[Biopython-dev] [Biopython] Parsing large blast files

Peter Cock p.j.a.cock at googlemail.com
Wed Apr 29 04:33:03 EDT 2009


On Wed, Apr 29, 2009 at 2:28 AM, Michiel de Hoon <mjldehoon at yahoo.com> wrote:
>
> How would users typically use Bio.Blast.Applications?
>

In the next release, I would aim to have Bio.Blast.Applications
updated to cover blastall (fully), plus blastpgp and rpsblast
(currently not covered) and for the three helper functions
Bio.Blast.NCBIStandalone.blastall, blastpgp and rpsblast to all use
Bio.Blast.Applications internally.  I would suggest at some point
(perhaps a release later) calling the three helper functions obsolete,
and eventually deprecating them, but I appreciate these are well
documented and well used, so this should be a gradual transistion.

In the future I would see people contructing their application command
line object and then using it to spawn the task as needed.  The
Bio.Applicaition.generic_run might suffice for low output tools,
ranging up to using the builtin subprocess module for full control.
The command line string can also be used in other ways, e.g. for
submission to a computing cluster using qsub, or writing to a shell
script etc.

The point about this is decoupling constuction of the command line
string, and actually executing it.  Right now the
Bio.Blast.NCBIStandalone.blastall, blastpgp and rpsblast functions do
both, and there is no way to (a) see what the command line used was,
which makes debugging difficult, and (b) no way to control how it is
invoked (e.g. recent Windows GUI questions).
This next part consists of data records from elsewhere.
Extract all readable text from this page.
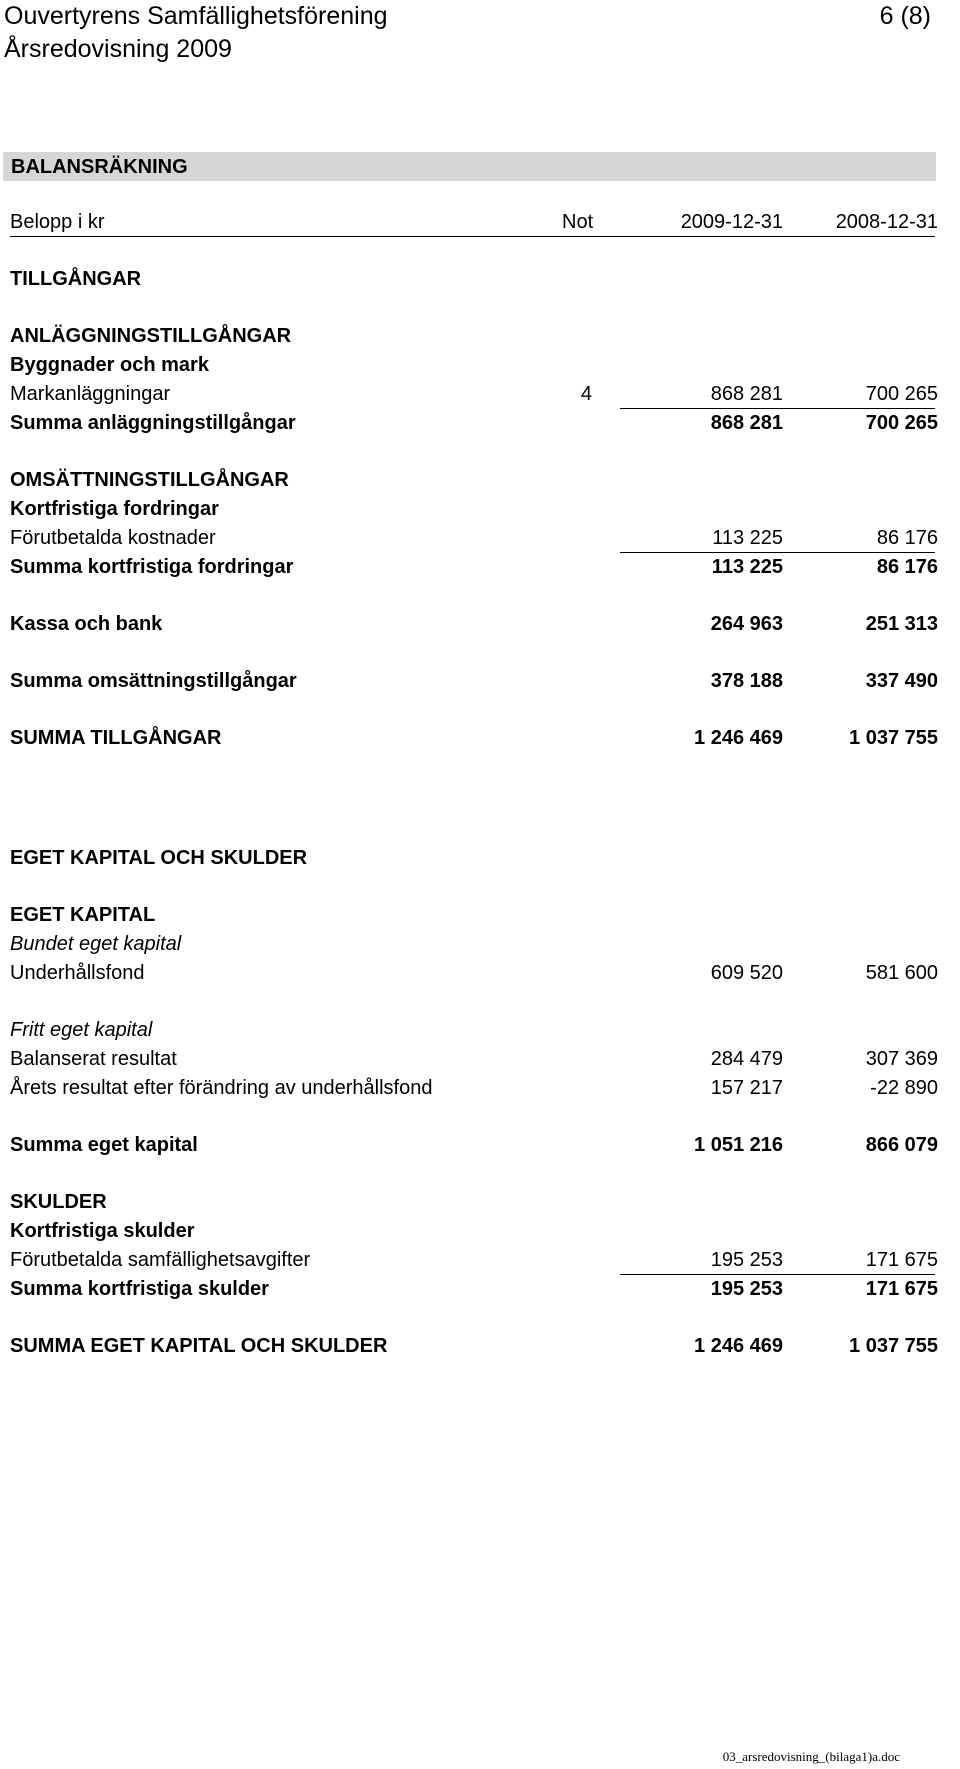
Ouvertyrens Samfällighetsförening
Årsredovisning 2009
6 (8)
BALANSRÄKNING
Belopp i kr	Not	2009-12-31	2008-12-31
TILLGÅNGAR
ANLÄGGNINGSTILLGÅNGAR
Byggnader och mark
Markanläggningar	4	868 281	700 265
Summa anläggningstillgångar	868 281	700 265
OMSÄTTNINGSTILLGÅNGAR
Kortfristiga fordringar
Förutbetalda kostnader	113 225	86 176
Summa kortfristiga fordringar	113 225	86 176
Kassa och bank	264 963	251 313
Summa omsättningstillgångar	378 188	337 490
SUMMA TILLGÅNGAR	1 246 469	1 037 755
EGET KAPITAL OCH SKULDER
EGET KAPITAL
Bundet eget kapital
Underhållsfond	609 520	581 600
Fritt eget kapital
Balanserat resultat	284 479	307 369
Årets resultat efter förändring av underhållsfond	157 217	-22 890
Summa eget kapital	1 051 216	866 079
SKULDER
Kortfristiga skulder
Förutbetalda samfällighetsavgifter	195 253	171 675
Summa kortfristiga skulder	195 253	171 675
SUMMA EGET KAPITAL OCH SKULDER	1 246 469	1 037 755
03_arsredovisning_(bilaga1)a.doc
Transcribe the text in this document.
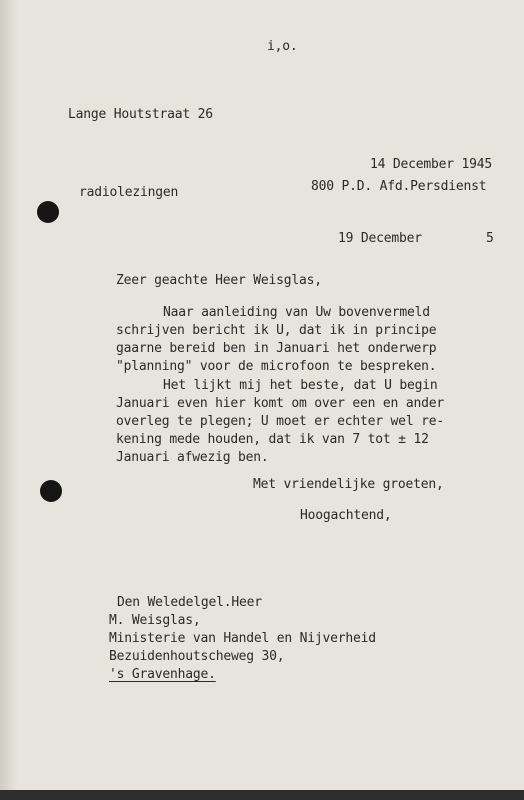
i,o.
Lange Houtstraat 26
14 December 1945
radiolezingen	800 P.D. Afd.Persdienst
19 December	5
Zeer geachte Heer Weisglas,
Naar aanleiding van Uw bovenvermeld
schrijven bericht ik U, dat ik in principe
gaarne bereid ben in Januari het onderwerp
"planning" voor de microfoon te bespreken.
Het lijkt mij het beste, dat U begin
Januari even hier komt om over een en ander
overleg te plegen; U moet er echter wel re-
kening mede houden, dat ik van 7 tot ± 12
Januari afwezig ben.
Met vriendelijke groeten,
Hoogachtend,
Den Weledelgel.Heer
M. Weisglas,
Ministerie van Handel en Nijverheid
Bezuidenhoutscheweg 30,
's Gravenhage.
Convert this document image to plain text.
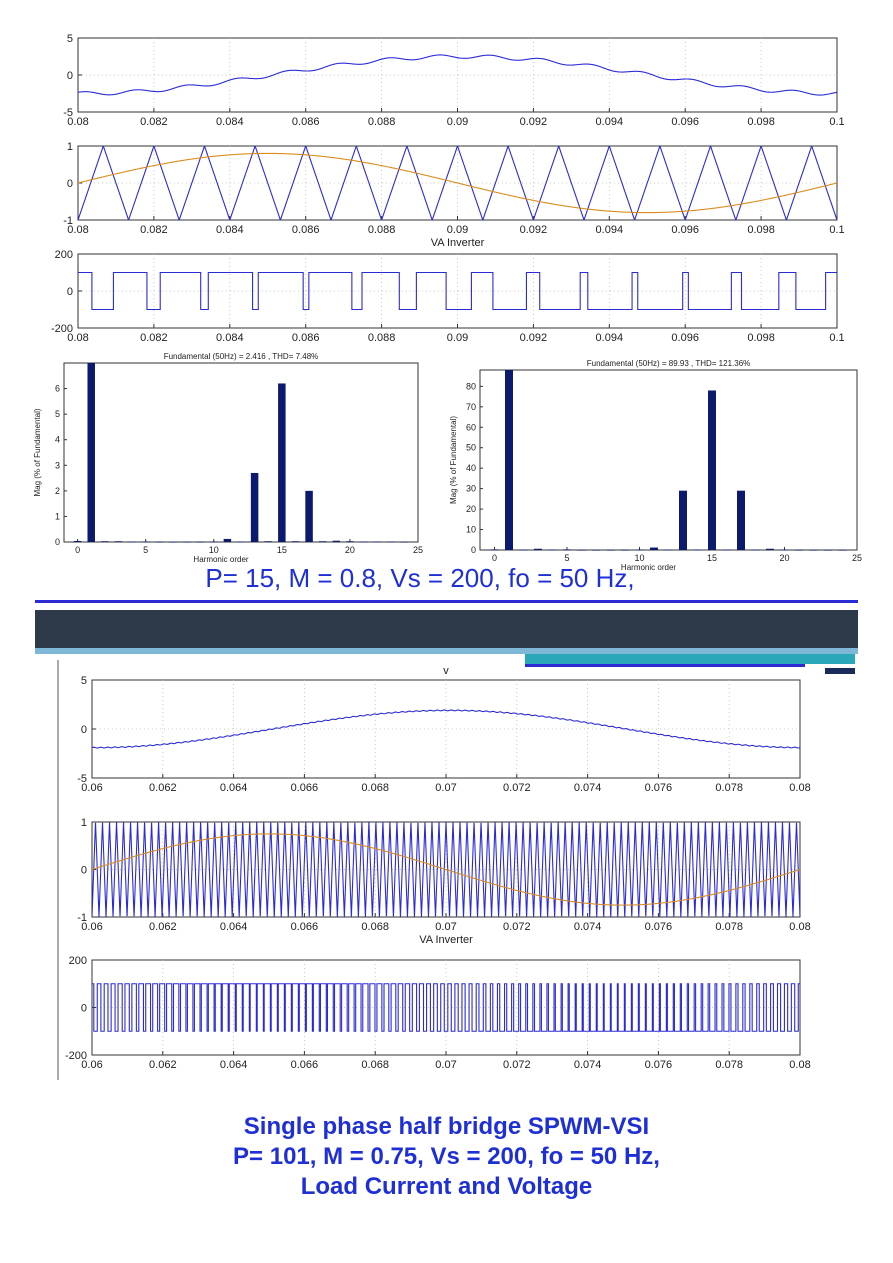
0.08	0.082	0.084	0.086	0.088	0.09	0.092	0.094	0.096	0.098	0.1
5
0
-5
0.08	0.082	0.084	0.086	0.088	0.09	0.092	0.094	0.096	0.098	0.1
1
0
-1
VA Inverter
0.08	0.082	0.084	0.086	0.088	0.09	0.092	0.094	0.096	0.098	0.1
200
0
-200
0	5	10	15	20	25
0
1
2
3
4
5
6
Fundamental (50Hz) = 2.416 , THD= 7.48%
Harmonic order
Mag (% of Fundamental)
0	5	10	15	20	25
0
10
20
30
40
50
60
70
80
Fundamental (50Hz) = 89.93 , THD= 121.36%
Harmonic order
Mag (% of Fundamental)
0.06	0.062	0.064	0.066	0.068	0.07	0.072	0.074	0.076	0.078	0.08
5
0
-5
v
0.06	0.062	0.064	0.066	0.068	0.07	0.072	0.074	0.076	0.078	0.08
1
0
-1
VA Inverter
0.06	0.062	0.064	0.066	0.068	0.07	0.072	0.074	0.076	0.078	0.08
200
0
-200
P= 15, M = 0.8, Vs = 200, fo = 50 Hz,
Single phase half bridge SPWM-VSI
P= 101, M = 0.75, Vs = 200, fo = 50 Hz,
Load Current and Voltage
Another immediate benefit is an example usage that I do quite often:
Running BLAST and saving the output to a file.  The cleanest way to do
this is to use the -o option to get BLAST itself to write to a file.
If you do this, then there is no useful output written to the handles
- but the Bio.Blast.NCBIStandalone make this fiddly (see Bug 2654).
Right now the tutorial does something equally indirect - in python
read BLAST output from stdout and save it to a file (and probably not
in a memory efficient way either!).

See also this thread on where to put new command line wrappers:
http://lists.open-bio.org/pipermail/biopython-dev/2009-April/005766.html

If you where asking about the actual code for how to build the command
line object, well I have some thoughts on making the current
Bio.Application base class easier to use (properties and keyword
arguments at init) which I have started to discuss on the dev list.